- A former Google software engineer has filed a lawsuit full of disturbing allegations of harassment by male colleagues and discrimination by Google.
- Loretta Lee worked at Google for eight years before being fired in 2016.
- She said she was the subject of lewd comments and once found a male colleague hiding under her desk.
- Lee said she only reluctantly reported the desk incident to human resources, fearing retaliation, and was subsequently ostracized by colleagues who she said revised her software code and stalled her projects.
- Google says it takes the allegations seriously.

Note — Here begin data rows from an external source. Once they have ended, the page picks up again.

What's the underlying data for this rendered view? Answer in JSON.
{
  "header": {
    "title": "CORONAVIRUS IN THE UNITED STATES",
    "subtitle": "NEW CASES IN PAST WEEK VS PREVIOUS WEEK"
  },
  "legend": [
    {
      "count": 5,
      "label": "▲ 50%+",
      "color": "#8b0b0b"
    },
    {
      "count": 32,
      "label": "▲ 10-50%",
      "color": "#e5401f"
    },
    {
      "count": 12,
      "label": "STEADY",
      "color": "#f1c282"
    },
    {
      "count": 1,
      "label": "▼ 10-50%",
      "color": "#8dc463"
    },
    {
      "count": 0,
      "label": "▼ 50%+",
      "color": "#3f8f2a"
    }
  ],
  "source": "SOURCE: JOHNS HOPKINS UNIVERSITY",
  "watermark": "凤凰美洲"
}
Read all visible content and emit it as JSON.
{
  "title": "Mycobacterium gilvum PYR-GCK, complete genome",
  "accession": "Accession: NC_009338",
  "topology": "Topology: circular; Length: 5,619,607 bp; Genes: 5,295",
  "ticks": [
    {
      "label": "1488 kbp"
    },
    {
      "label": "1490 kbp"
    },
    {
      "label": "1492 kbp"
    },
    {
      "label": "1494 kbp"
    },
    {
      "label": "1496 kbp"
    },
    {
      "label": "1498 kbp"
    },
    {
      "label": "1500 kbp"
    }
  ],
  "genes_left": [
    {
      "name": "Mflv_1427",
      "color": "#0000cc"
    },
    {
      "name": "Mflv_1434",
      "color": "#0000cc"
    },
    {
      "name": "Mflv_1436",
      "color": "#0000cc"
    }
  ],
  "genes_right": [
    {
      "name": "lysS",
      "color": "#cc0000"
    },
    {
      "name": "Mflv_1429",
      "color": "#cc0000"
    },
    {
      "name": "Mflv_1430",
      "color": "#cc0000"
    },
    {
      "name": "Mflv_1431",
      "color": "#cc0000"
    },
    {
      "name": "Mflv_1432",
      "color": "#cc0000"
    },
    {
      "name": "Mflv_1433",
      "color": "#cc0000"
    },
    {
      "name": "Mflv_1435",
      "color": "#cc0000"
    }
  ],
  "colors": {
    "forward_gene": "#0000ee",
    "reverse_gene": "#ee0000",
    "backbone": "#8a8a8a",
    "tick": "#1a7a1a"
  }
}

The company is dealing with multiple lawsuits accusing it of discriminating against employees on the basis of gender or political views.
A former Google engineer named Loretta Lee has filed a lawsuit against her former employer full of disturbing allegations of harassment – including one in which she said she once found a male coworker hiding beneath her desk.
In that incident, according to Lee’s suit, she had been away from her desk and returned to find the man on all fours under her desk. The suit claims he popped out and said “You’ll never know what I was doing!”
Lee said the colleague was a relative stranger and she feared he had installed a camera under her desk. The same coworker, she said, approached her the following day, grabbed her lanyard, asked her name, and in doing so grazed her chest.
In her suit, Lee characterised the incident as just one example of repeated harassment during her eight years with Google, a unit of Alphabet.
“In a male-dominated workplace, Plaintiff was frequently subjected to sexual harassment as her male co-workers engaged in inappropriate behaviour and made lewd remarks to her,” the lawsuit says, adding that Google “failed to prevent this severe and pervasive sexual harassment.”
She said male colleagues would “spike” her drinks with whiskey and then “laugh about it.”
One man texted her asking whether she wanted a “horizontal hug,” she said, adding that another once turned up at her apartment unannounced with a bottle of alcohol, asking whether she needed help fixing a device. She also said one man slapped her at a party for no apparent reason.
Some of the other allegations described more childish behaviour, with Lee accusing colleagues of firing Nerf guns at her.
Lee said she joined Google when she was 26 and its “bro culture” was the only working environment she knew.
She said when the desk incident happened in January 2016 she was encouraged to report it to Google’s human-resources department – but did so only reluctantly. She said she was then ostracized by her managers, who she claims made unnecessary revisions to her code and stalled her projects. Eventually, she said, Google persuaded her to take medical leave in February. When she returned, she was fired for “performance issues,” her suit claims.
Lee’s suit claims she had been a good performer at Google, winning coding competitions and receiving good feedback from managers before her firing.
Lee said Google discriminated against her after she was in a serious car accident
Things started to fall apart, according to the suit, in July 2015, when Lee said she was overworked and took some time out for her mental health. She returned in November but was almost immediately in a serious car accident and needed more time out to recover.
Until that point, she said, Google had been supportive but her managers were not. When she wanted time out for physical-therapy appointments, she said, a senior manager told her she had “better be doing that on [her] own time.”
The lawsuit said: “Google’s bro-culture contributed to Plaintiff’s suffering frequent sexual harassment and gender discrimination, for which Google failed to take corrective action. Additionally, Google discriminated against Plaintiff on the basis of her disability, failed to accommodate her, retaliated against her, and terminated her.”
Google has yet to give its side of the story. “We have strong policies against harassment in the workplace and review every complaint we receive,” the company said in a statement. “We take action when we find violations – including termination of employment.”
Lee’s suit follows a similar lawsuit filed by another ex-Google engineer, Tim Chevalier. Chevalier said he was fired for expressing overly liberal political opinions on internal message boards. The messages, he said, included information about combatting harassment and white supremacy.